The rest is simple maths, first we need to multiple x by 0.2. The next new node in the tutorial is
the Multiply Scalar node (Get Function/Multiply/Multiply Scalar) it multiplies two scalar values.

• Add a Multiply Scalar

• Feed the Modulo Scalar into one input.

• Add a Constant Scalar node set to 0.2 to the other multiply input node.

• Name this 'Linear' so we can refer to it later.

(x-1)(x-1) breaks down to two steps,subtract 1 from x, then multiply the result by itself. However
I'm going to use three steps, multiply x by 1, subtract 1, then multiply the result by itself.

• Add a Multiply scalar node and a Constant Scalar Node set to 1.0 .

The next new node is the Subtract Scalar node (Get Function/Subtract/Subtract Scalar), like the multiply node does exactly
what it sounds like and subtracts two scalars.

• Add a Subtract Node.

• Connect the Modulo Scalar node to the Multiply Scalar node.

• Connect the Multiply Scalar node to the left hand input on the Subtract node.

• Connect the Constant Scalar Node to the multiply AND the right hand input Subtract node.

By connecting the Constant Scalar Node to the multiply and the Subtract node it's easy to change the steepness of the
concave slope by changing the value of the Constant Scalar. The Constant Scalar is the a in (ax - a).

TG2 provides us with a Square Scalar node (Get Function/Power/Square Scalar) which takes a single input
and squares it, which will does the next step nicely.

• Add a Square Scalar Node.

• Connect the Subtract node to its input node, rename the node 'Quadratic'.

Finally we need a min function which, as you may be able to guess if you've read Part 1 of this Tutorial, is the Conditional Scalar Node.
The condition we want is 'if Linear is Less than Quadratic then Linear else Quadratic' so the feed from

• Add a  Conditional Scalar Node.

• Attach 'Linear' to Input Node and If result, 'Quadratic' to Comparison value and Else result.

• The Condition is set to 'Less than'.

Finally...

• Attach the Conditional Scalar Node to a Displacement Node.

• Attach the  Displacement Node to the Compute Terrain Node.

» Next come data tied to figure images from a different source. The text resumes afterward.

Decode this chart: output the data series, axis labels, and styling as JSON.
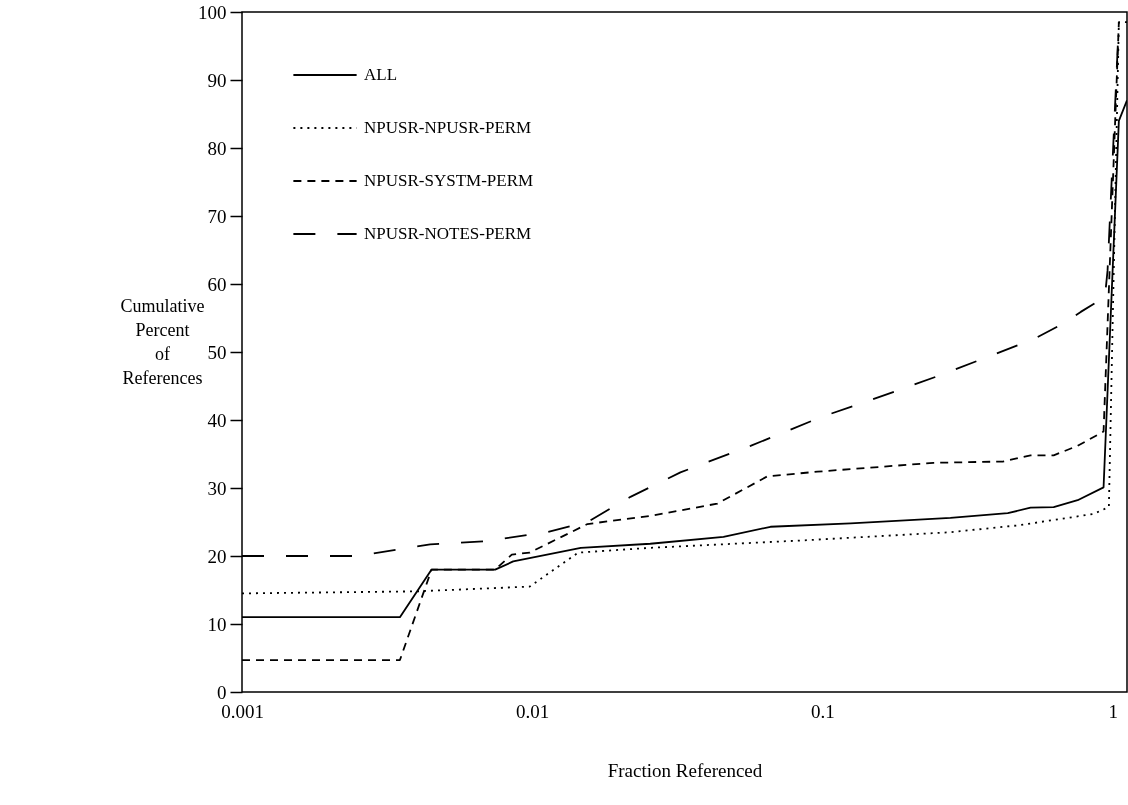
{
  "chart_data": {
    "type": "line",
    "xlabel": "Fraction Referenced",
    "ylabel": "Cumulative Percent of References",
    "log": "x",
    "xlim": [
      0.001,
      1.12
    ],
    "xticks": [
      0.001,
      0.01,
      0.1,
      1
    ],
    "ylim": [
      0,
      100
    ],
    "yticks": [
      0,
      10,
      20,
      30,
      40,
      50,
      60,
      70,
      80,
      90,
      100
    ],
    "grid": false,
    "legend": "top left",
    "series": [
      {
        "name": "ALL",
        "color": "#000000",
        "line_style": "solid",
        "x": [
          0.001,
          0.0035,
          0.0045,
          0.00745,
          0.0086,
          0.0147,
          0.0255,
          0.0456,
          0.0662,
          0.125,
          0.276,
          0.435,
          0.521,
          0.626,
          0.757,
          0.93,
          1.05,
          1.12
        ],
        "values": [
          11,
          11,
          18,
          18,
          19.2,
          21.2,
          21.8,
          22.8,
          24.3,
          24.8,
          25.6,
          26.3,
          27.1,
          27.2,
          28.2,
          30.1,
          84,
          87
        ]
      },
      {
        "name": "NPUSR-NPUSR-PERM",
        "color": "#000000",
        "line_style": "dotted",
        "x": [
          0.001,
          0.004,
          0.0098,
          0.0144,
          0.0255,
          0.086,
          0.276,
          0.47,
          0.7,
          0.86,
          0.97,
          1.05,
          1.12
        ],
        "values": [
          14.5,
          14.8,
          15.5,
          20.5,
          21.2,
          22.3,
          23.5,
          24.5,
          25.6,
          26.2,
          27.2,
          98.5,
          98.5
        ]
      },
      {
        "name": "NPUSR-SYSTM-PERM",
        "color": "#000000",
        "line_style": "dashed",
        "x": [
          0.001,
          0.0035,
          0.0045,
          0.00745,
          0.0085,
          0.0098,
          0.0155,
          0.0255,
          0.0434,
          0.0645,
          0.096,
          0.241,
          0.42,
          0.521,
          0.626,
          0.757,
          0.93,
          1.05
        ],
        "values": [
          4.7,
          4.7,
          18,
          18,
          20.2,
          20.5,
          24.7,
          25.9,
          27.7,
          31.7,
          32.4,
          33.7,
          33.9,
          34.8,
          34.8,
          36.2,
          38.3,
          98.5
        ]
      },
      {
        "name": "NPUSR-NOTES-PERM",
        "color": "#000000",
        "line_style": "longdash",
        "x": [
          0.001,
          0.00249,
          0.00445,
          0.00698,
          0.0112,
          0.0155,
          0.0218,
          0.0324,
          0.0565,
          0.1,
          0.16,
          0.255,
          0.535,
          0.67,
          0.776,
          0.94,
          0.96,
          1.05
        ],
        "values": [
          20,
          20,
          21.7,
          22.2,
          23.5,
          25,
          28.7,
          32.3,
          36.2,
          40.5,
          43.5,
          46.6,
          51.9,
          54.1,
          55.9,
          58.1,
          62,
          98.5
        ]
      }
    ]
  }
}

• Set the Camera 'Y' co-ordinate to 2.0

If you followed all that you should end up with this node tree.

[attachimg=4]

Render the image to find a row and rows of perfectly linear sand dunes that run as far as the eye can see.

[attachimg=6]

To make them less linear and a lot more dune like see the last two parts of the tutorial.

#### Oshyan

##### March 25, 2007, 02:48:41 pm #1
Same comment as with the previous tutorial - would be good to see a rendered example. Might also be good to link to the relevant discussion threads for more details.